まるで王の赦しでも出たかのように、彼らは暴力的に騒ぎ出した。
壮観である。モヒカンやパンチパーマにリーゼント、首から下にはボンタンや短ランなんかも身に着けちゃって。
旧時代の不良を代表するようなフォルムが大勢粋がっている姿など、もはやフィルムの中でしかお目にかかれないだろうし、そんな男達が目の前にいる状態で平常心でいられる者はそう多くないに違いない。
そしてそれは当人達も同様である。俺は限りなく足音を殺して騒動の中心部に近づく。
「あ、あの……ごめんなさ──」
「ごめんで済んだらケーサツいらねえんだよ。だよなアア?!」
ウオーーー!! 生徒の背後で声が上がった。それと同時に振り上げられた豪腕に、事の発端であるチワワが「ひぅ……っ」と身を縮こませる。
彼は別に間違ったことはしていない。Fとそれ以外を区別した柔軟な対応をするには、まだ一二年ほど時間が足りていなかっただけだ。

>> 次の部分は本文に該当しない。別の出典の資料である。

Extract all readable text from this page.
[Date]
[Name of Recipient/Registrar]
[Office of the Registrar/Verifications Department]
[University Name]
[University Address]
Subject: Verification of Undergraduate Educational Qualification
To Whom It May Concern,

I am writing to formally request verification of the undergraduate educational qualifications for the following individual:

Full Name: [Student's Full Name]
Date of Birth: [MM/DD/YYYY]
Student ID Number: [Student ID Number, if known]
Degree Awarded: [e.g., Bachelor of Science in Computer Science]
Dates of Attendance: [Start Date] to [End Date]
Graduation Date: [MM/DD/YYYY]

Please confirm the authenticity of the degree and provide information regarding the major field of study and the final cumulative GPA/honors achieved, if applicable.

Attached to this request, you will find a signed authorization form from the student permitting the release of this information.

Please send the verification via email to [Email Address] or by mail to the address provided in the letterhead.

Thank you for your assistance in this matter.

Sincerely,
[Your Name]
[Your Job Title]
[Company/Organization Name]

彼を案じる平風紀の鋭い悲鳴を背に、俺は大きく踏み込んだ。風紀委員を抱き寄せて拳を躱す。
ほんのジャブだったのだろう。生徒は体勢を崩す様子もなく勢いのままに蹴りが飛び出し、次は再び拳だ。俺はそれらを全て腕で防いだ。
見かけほどの衝撃はなかった。けれど臂力は拮抗している。
流石はFクラス、と言いたいところだが、自制心は俺以下のようだ。躾のなっていない犬のように「どきやがれ!!」と大勢吠え立てている。
これは困った。落としどころが見当たらない。
Fは力を示した相手には従順だが、風紀委員に被害を出さないという条件付きで彼らを全員伸すのはリスキーだ。
リーダー格がいれば上位者同士の話し合い──場合によっては「拳の」──で片付くのだけれど。